Professor, Department of Political Science

Director, International Studies Program

Randolph-Macon College, Ashland, Virginia   

Tel. (804) 752-7233  

Tom Badey received a Bachelor of Science degree in Sociology from the University of Maryland, University College, in 1986 and earned a Master’s degree in Political Science focusing in Military and Security Studies, from the University of South Florida in 1987. In 1993 he was awarded a Ph.D. in Political Science from the Ruprecht-Karls Universität Heidelberg in Germany Founded in 1386 the University of Heidelberg is one of the oldest Universities in Europe.
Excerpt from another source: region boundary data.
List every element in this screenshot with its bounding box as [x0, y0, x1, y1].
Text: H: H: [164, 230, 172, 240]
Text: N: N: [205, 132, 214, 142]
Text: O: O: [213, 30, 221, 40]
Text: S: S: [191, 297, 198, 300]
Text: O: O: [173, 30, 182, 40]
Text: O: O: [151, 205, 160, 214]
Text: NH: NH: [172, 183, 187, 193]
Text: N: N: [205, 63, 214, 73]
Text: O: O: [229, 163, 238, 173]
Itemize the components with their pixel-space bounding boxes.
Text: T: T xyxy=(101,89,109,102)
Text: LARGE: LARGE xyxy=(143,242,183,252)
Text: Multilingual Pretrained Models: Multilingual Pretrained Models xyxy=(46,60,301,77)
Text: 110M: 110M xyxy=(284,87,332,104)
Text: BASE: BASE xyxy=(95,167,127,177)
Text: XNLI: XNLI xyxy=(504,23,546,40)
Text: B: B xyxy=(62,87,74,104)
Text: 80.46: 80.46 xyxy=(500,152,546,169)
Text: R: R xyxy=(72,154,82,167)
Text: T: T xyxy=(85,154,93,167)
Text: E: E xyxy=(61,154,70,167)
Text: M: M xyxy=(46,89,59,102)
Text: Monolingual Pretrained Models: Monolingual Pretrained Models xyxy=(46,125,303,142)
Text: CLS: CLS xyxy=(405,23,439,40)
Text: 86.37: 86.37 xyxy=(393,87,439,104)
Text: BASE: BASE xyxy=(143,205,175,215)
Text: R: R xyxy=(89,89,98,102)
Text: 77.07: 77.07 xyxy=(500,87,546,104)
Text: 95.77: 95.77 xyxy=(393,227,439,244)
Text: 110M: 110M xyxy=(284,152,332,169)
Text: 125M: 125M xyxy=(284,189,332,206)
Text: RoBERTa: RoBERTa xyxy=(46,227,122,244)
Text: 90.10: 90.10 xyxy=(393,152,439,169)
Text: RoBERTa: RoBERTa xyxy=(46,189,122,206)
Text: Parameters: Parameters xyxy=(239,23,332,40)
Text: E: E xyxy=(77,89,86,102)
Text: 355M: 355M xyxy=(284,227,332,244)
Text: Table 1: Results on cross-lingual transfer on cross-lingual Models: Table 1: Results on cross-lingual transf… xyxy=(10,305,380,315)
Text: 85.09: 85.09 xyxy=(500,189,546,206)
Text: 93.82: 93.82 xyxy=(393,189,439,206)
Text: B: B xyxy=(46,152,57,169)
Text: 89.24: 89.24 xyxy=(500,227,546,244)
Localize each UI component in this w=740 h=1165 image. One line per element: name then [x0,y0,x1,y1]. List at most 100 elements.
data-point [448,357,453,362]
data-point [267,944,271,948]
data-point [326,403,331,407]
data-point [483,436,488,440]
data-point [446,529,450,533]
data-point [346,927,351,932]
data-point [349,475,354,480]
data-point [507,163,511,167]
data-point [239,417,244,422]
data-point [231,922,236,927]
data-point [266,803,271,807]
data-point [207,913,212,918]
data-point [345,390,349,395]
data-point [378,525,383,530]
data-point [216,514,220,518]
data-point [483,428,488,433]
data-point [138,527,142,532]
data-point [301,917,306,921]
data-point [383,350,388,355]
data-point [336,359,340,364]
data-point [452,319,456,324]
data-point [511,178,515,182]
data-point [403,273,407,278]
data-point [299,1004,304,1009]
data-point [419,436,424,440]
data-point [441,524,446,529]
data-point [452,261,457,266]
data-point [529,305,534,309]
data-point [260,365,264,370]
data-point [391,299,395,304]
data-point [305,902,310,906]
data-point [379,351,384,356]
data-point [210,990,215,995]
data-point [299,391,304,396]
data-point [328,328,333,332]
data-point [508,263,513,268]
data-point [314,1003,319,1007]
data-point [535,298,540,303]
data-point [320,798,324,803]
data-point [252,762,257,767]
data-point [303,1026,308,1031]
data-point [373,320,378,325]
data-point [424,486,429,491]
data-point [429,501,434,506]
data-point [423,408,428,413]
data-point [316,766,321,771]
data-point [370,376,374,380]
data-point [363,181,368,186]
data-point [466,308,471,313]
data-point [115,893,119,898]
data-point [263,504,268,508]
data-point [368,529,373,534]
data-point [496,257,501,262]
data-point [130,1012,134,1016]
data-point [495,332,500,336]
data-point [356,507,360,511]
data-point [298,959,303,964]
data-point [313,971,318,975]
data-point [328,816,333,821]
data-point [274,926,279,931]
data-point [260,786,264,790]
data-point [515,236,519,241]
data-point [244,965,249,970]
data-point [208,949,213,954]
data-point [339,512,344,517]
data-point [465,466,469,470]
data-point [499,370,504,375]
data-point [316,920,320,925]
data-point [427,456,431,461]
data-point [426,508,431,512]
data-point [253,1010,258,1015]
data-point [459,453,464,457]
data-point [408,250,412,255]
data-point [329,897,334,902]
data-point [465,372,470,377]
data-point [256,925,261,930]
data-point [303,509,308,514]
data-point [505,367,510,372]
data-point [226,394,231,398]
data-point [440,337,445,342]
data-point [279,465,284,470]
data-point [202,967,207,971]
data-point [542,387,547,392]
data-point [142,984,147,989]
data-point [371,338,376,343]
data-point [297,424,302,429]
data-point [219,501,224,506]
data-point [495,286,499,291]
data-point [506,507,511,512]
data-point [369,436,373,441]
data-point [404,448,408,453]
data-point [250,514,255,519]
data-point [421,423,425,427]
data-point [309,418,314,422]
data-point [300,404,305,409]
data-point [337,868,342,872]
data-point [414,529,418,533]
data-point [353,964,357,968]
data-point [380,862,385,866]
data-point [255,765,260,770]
Tom served nine years as a Security Policeman in the United States Air Force. After completing his Ph.D., he worked almost five years as an adjunct and visiting professor at the University of South Florida. In 1998 Tom accepted a position as an assistant professor in the Political Science Department at Randolph-Macon College. He is currently a Professor in the Political Science Department and the director of the International Studies Program at Randolph-Macon College. He teaches a number of courses in International Relations and Comparative Politics, including courses on International Terrorism. He served twice as the president of the International Studies Association/Southern Region.

Tom is the editor of two anthologies:  Annual Editions: Violence and Terrorism (2015), currently in its 15th edition, and Annual Editions: Homeland Security the 4th edition published by McGraw-Hill/CLS in 2017. His primary area of research has been terrorism and political violence. 

Tom has also published a number of articles and book chapters including:

“The Dagger and the Noose: “The Historical Lessons of Religious Terrorism” Global Security Studies Vol. 1, Issue 2, Summer 2010, pp.153-171.

“U.S. Counterterrorism Policy: Change in Approach, Continuity in Policy” Contemporary Security Policy, Vol. 27, No. 2 (August 2006) pp. 308-324.

“The Role of Religion in International Terrorism”, Sociological Focus, Vol. 35, No. 1, (February 2002), pp. 123-128.

“Nuclear Terrorism: Actor-based Threat Assessment”, Intelligence and National Security, Vol. 16, No. 2 (Summer 2001), pp. 39-54.

"US Anti-terrorism Policy: The Clinton Administration", in Contemporary Security Policy, Vol. 19, No. 2, (August 1998), pp. 50-70.      

"Defining International Terrorism: A Pragmatic Approach", in Terrorism and Political Violence, Vol. 10, No. 1, (Spring 1998), pp. 90-107.

He is currently working on an article on U.S. counterterrorism policy.